Before You Buy a Used Camera
With so many people moving to mirrorless, you may see a lot of used DSLR bodies for sale these days. There are some excellent deals to be had if you shop around a bit. But before you buy a used camera, there are a few things you should check.
As a general rule, expect a brand new camera to be free from any dings or signs of abuse. If you buy a new camera and it arrives damaged, you should expect the seller to exchange it for one in pristine condition. But when you're buying on the used market, things work a bit differently. The seller only has the camera they have, and both parties know it's not new. When buying a used camera, there are two primary considerations. Just what condition is that camera in, and how do you know it?
There's a multitude of sources for buying used camera equipment. Many established online camera retailers sell used gear in addition to new ones, but a few, like KEH Camera Brokers, deal only in used equipment. Then there are private sellers looking to offload their old equipment, often to help finance the purchase of an upgrade themselves. You can find plenty of such offers on eBay and similar sites, but don't neglect to consider local sellers, too. I've also found that some camera repair shops have a side business selling used gear on consignment. Any of these could have the perfect camera, just waiting for you to discover. But the devil is in the details.
If you've bought from a company before, you have a personal track record that speaks to how ethical they are. If not, look carefully at reviews by others to help inform your decision. If you can't find believable reviews, it's probably best to avoid that seller. If the seller is local, take the opportunity to examine the camera before you commit to purchase. Find out if the seller offers return privileges or a warranty period so you won't make a hasty decision that you end up regretting.

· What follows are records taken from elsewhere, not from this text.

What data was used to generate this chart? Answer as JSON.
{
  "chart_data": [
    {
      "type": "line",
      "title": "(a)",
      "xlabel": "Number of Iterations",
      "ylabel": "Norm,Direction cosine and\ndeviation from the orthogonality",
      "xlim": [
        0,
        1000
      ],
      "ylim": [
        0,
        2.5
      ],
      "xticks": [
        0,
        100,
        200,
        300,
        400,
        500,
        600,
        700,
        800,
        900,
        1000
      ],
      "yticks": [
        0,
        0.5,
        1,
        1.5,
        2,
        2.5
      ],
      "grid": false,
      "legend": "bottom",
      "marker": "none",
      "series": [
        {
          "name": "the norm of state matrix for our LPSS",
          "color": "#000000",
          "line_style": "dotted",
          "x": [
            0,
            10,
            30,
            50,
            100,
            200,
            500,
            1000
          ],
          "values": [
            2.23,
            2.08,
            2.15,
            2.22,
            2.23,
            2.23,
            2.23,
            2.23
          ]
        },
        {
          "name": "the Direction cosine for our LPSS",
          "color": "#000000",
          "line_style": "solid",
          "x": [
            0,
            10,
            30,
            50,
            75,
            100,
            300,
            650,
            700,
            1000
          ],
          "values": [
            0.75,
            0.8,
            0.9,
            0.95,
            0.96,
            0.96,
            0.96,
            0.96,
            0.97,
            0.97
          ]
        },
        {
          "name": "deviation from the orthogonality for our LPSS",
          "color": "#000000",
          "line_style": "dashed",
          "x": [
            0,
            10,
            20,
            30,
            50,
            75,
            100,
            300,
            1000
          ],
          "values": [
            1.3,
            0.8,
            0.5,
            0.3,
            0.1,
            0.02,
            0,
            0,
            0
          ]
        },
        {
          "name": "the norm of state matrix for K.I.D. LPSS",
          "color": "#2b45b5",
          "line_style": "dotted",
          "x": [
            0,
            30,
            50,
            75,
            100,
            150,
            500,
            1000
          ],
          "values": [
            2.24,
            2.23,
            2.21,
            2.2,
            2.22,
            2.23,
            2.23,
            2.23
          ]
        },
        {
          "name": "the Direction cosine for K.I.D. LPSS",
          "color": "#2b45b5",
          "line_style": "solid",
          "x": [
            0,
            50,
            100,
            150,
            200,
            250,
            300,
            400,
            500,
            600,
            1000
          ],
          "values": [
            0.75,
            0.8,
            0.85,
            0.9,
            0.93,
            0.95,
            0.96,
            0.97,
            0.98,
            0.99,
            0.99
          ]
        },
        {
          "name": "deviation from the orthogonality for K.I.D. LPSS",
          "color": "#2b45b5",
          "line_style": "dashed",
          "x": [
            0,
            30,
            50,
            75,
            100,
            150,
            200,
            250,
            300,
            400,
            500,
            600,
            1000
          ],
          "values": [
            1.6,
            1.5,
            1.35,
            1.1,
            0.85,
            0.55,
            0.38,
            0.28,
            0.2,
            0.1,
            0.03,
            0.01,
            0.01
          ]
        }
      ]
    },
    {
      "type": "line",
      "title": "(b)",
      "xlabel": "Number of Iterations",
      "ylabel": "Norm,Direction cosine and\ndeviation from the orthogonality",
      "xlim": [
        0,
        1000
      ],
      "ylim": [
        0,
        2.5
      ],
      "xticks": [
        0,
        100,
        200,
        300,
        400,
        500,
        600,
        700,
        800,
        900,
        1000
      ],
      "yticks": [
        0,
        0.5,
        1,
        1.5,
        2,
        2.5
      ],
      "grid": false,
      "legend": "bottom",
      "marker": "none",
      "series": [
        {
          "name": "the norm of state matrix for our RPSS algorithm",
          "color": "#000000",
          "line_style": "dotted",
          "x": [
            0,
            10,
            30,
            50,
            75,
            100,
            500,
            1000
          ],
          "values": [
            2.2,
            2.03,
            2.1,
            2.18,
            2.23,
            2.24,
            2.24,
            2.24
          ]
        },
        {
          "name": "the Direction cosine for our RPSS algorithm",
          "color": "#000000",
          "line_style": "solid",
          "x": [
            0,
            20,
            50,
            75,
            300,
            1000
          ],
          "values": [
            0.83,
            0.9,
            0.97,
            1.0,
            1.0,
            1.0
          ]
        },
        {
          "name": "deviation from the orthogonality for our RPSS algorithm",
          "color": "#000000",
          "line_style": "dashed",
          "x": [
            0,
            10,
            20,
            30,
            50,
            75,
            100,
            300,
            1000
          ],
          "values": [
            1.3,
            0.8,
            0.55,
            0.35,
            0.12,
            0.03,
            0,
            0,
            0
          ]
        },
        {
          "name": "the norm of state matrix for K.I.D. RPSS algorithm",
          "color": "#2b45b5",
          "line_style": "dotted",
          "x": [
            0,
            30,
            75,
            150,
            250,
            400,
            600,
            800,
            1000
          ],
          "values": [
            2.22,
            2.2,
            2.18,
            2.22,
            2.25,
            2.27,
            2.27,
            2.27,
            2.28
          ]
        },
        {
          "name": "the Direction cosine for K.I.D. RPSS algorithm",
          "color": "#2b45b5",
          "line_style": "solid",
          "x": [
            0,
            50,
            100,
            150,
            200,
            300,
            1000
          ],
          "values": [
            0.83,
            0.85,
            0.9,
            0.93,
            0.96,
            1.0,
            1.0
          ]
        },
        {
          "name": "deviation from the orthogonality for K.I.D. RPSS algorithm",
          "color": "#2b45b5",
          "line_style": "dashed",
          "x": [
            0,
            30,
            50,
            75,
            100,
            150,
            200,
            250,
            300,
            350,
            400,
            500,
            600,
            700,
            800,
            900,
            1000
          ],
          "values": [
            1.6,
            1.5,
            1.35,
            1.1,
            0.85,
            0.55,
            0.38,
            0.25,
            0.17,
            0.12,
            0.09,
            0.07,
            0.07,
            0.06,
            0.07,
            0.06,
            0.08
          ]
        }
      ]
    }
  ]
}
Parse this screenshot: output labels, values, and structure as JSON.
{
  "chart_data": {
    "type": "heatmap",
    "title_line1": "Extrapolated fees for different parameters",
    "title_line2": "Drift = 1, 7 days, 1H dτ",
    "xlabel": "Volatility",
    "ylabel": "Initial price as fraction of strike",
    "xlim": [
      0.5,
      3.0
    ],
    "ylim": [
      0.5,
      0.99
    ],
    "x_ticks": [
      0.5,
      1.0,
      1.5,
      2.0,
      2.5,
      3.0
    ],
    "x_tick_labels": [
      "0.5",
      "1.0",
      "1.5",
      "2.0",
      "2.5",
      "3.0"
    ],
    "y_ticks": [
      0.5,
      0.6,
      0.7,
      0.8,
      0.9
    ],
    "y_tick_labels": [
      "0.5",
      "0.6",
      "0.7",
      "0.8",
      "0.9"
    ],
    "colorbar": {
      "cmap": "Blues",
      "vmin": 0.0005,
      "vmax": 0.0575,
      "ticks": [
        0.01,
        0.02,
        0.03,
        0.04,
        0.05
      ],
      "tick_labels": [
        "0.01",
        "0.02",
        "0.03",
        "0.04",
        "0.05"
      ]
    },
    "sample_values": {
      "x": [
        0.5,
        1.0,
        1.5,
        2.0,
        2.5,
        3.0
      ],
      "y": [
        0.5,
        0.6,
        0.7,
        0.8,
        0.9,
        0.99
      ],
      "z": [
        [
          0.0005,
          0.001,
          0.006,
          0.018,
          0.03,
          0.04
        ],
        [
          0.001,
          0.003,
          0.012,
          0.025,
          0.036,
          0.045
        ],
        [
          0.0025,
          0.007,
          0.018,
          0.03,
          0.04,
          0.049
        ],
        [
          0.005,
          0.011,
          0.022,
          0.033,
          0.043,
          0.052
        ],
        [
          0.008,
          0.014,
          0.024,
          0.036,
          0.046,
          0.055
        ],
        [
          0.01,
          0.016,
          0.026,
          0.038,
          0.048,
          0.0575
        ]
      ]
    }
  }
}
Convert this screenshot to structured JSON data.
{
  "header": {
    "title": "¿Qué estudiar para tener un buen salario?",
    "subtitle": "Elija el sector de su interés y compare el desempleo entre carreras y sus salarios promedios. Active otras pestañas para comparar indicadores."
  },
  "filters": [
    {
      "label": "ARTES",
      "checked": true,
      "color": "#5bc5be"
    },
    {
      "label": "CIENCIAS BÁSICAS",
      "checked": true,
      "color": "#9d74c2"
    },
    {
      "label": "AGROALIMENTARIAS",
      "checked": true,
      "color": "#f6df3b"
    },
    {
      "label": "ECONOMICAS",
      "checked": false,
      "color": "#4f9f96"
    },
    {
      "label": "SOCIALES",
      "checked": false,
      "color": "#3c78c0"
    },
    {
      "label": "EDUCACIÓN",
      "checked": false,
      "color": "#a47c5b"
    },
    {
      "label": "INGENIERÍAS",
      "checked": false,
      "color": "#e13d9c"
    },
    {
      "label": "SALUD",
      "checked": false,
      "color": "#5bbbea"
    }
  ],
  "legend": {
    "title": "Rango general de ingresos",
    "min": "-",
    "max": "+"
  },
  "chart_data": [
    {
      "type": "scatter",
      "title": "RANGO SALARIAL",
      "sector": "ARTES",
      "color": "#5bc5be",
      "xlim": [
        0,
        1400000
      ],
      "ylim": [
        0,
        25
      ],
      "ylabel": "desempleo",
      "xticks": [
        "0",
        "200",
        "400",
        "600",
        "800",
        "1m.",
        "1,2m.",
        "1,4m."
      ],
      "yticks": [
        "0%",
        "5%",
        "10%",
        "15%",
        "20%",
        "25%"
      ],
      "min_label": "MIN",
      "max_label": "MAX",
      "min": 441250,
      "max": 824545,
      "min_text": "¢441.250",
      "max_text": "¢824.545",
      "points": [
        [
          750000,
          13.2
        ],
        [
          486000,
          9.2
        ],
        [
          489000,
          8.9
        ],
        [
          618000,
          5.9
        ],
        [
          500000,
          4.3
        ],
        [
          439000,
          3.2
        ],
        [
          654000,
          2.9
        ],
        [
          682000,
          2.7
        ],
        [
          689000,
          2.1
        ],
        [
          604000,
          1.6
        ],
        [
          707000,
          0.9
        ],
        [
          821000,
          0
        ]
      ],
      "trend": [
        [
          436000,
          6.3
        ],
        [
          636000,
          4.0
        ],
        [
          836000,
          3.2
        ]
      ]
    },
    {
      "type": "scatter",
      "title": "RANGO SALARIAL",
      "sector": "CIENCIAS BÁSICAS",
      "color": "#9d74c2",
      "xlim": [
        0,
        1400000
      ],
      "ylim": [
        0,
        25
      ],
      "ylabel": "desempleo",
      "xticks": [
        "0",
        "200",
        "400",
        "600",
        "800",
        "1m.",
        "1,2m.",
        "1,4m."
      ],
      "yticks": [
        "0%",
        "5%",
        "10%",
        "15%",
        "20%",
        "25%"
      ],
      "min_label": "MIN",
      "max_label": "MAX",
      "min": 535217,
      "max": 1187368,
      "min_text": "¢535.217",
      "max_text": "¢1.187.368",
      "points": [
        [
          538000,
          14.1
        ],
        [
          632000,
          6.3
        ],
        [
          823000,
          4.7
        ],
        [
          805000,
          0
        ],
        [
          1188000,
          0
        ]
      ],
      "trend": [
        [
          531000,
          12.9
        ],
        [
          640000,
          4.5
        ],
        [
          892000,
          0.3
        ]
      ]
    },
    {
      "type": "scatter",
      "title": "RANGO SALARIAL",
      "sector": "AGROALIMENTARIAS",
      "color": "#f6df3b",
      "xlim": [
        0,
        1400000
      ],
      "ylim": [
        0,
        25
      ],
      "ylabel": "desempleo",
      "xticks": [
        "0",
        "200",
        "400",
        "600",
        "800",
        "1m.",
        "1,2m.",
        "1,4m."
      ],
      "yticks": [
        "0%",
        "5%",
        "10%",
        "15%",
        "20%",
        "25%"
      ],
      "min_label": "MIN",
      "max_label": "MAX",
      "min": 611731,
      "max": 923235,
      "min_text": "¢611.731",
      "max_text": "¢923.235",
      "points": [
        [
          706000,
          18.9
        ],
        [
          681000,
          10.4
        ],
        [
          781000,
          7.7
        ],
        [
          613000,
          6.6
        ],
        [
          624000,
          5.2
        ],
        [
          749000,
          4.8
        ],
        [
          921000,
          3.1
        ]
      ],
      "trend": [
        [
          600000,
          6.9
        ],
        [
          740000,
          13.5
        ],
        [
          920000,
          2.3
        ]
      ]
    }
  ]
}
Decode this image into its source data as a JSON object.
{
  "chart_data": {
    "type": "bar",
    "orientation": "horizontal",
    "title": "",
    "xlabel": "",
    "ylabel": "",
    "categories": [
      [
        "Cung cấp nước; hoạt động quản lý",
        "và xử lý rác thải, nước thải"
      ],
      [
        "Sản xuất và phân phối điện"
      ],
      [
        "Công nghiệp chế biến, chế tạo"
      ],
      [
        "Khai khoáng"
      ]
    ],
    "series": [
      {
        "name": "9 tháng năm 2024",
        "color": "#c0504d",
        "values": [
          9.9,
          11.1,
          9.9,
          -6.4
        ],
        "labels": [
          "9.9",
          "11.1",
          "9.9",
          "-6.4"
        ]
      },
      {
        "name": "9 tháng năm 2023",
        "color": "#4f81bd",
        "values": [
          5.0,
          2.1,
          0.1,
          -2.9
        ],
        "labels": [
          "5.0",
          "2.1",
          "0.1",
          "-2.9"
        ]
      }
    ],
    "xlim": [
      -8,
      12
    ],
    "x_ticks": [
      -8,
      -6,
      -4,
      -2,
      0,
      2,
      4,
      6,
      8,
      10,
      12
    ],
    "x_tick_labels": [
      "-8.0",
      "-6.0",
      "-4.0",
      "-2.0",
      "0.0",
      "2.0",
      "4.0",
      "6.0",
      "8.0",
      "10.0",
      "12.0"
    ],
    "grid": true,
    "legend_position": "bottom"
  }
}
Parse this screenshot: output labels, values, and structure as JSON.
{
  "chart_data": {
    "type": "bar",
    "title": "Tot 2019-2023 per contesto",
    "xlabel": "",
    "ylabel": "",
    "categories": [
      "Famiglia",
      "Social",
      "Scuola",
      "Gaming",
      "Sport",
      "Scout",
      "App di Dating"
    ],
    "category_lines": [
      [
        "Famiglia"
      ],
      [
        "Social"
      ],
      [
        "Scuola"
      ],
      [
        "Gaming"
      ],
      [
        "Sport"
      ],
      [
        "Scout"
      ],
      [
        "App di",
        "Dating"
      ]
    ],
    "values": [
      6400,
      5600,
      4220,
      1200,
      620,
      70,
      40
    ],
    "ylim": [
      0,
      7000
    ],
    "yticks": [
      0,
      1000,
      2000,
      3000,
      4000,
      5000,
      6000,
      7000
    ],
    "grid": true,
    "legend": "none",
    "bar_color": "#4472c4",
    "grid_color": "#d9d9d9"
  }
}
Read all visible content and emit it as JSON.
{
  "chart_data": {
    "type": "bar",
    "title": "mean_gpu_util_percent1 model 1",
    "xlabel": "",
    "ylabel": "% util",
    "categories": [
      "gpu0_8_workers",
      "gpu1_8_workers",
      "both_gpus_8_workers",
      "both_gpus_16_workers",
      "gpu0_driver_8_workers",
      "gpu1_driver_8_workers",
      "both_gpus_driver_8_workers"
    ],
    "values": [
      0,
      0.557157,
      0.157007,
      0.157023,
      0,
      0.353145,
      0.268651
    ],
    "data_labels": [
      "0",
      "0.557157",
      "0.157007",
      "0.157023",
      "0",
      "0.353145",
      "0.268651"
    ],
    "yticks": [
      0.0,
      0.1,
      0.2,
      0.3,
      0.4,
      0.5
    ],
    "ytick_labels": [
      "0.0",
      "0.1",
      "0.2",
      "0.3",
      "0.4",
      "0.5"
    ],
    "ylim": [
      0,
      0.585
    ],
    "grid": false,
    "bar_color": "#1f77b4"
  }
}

If possible, inspect the camera and look for signs of damage. Buying a camera that was dropped is asking for trouble. Check for any apparent dents, gouges, or other potential structural issues. The cost of ownership could be higher than you think if you find repairs are needed after the sale. The seller should disclose and be able to explain any honest wear and tear from use. I keep seeing random complaints online about some camera's rubber coating coming off, and I've never understood how that can happen. But if the price was right, and the seller seemed honest, I might consider buying. But if the body looks like it's had fender replaced by an auto repair shop, I'm more likely to commiserate for a while and head on my way. Double-check parts that are subject to wear and stress, such as the lens mount, battery door, and memory slots.
Does the camera come with all the original accessories or at least the ones that interest you? Even if my new camera comes with one, I wouldn't be caught dead using a camera strapped emblazoned with a Nikon logo. I prefer a more discreet look, but I'm not as ambivalent about all those other bits that sometimes get lost. If anything critical is left out, that should be noted and reflected in the price. Check the batteries, if included. Just my pet peeve, but a photographer who spends a thousand dollars on a camera body but balks at the extra $50 cost of investing in Nikon OEM batteries can't be trusted.
Mentally go through the steps involved in using a camera and test that everything seems as it should. Are the tripod threads in good working order? Can you mound a lens without excessive binding? When the AF motor activates, does the signal communication between body and lens achieve the expected result, or does it sometimes not respond appropriately? To the extent practical, test all the buttons and menus.
Look at the LCD screen. Is it scratched more than you can live with? Examine the display to check that all the pixels are working. If one or two seem questionable, you're probably still good. But if you see too many, it's time to consider if the price is worth it. Sometimes, it's better to walk away than end up with buyer's remorse later.
The bane of digital photographers the world over is dust. Dust on the sensor can be cleaned, but too much indicates that the seller didn't take proper care. Dust on the mirror won't show up on your picture but will interfere with the viewfinder display. Dust in the viewfinder is likely there for good.
If you can, shoot some test images. Make sure the shutter click sounds appropriate. Look at your results and make sure the exposure matches what you set it as. If you know the lens is good, but your focus is consistently off, the fault probably lies with the camera.
Determine the shutter count on the camera body. Often, this will involve shooting an image and inspecting the metadata. That shutter count is like the odometer on a car. As the digits roll by ever higher, you're putting more miles on that machine. Eventually, it will wear out. Some photographers are very selective and only fire the shutter once everything is just so, racking up minimal shutter activations. Other shooters fire away with machine-gun staccato on continuous shutter merely to hear the sound. He who dies with the most shutter clicks wins or something.
If the seller is listing the camera as like-new or in similar primo condition, ask if they have the paperwork for it. The camera warranty and box should have the same serial number as the body being offered.
Is anything extra included? I always appreciate it if the seller throws in a Really Right Stuff or Kirk L-bracket for the body. The best mounting plates are model-specific, so it makes sense for it to go with the body it fits. Any after-market books are similarly of more use to the prospective buyer than the seller. Some sellers throw in a small camera bag they used to use. I can take or leave that sort of thing but to each his own. I already own too many camera bags.
Not every camera deal out there is good, but some of them probably are, if you can find them.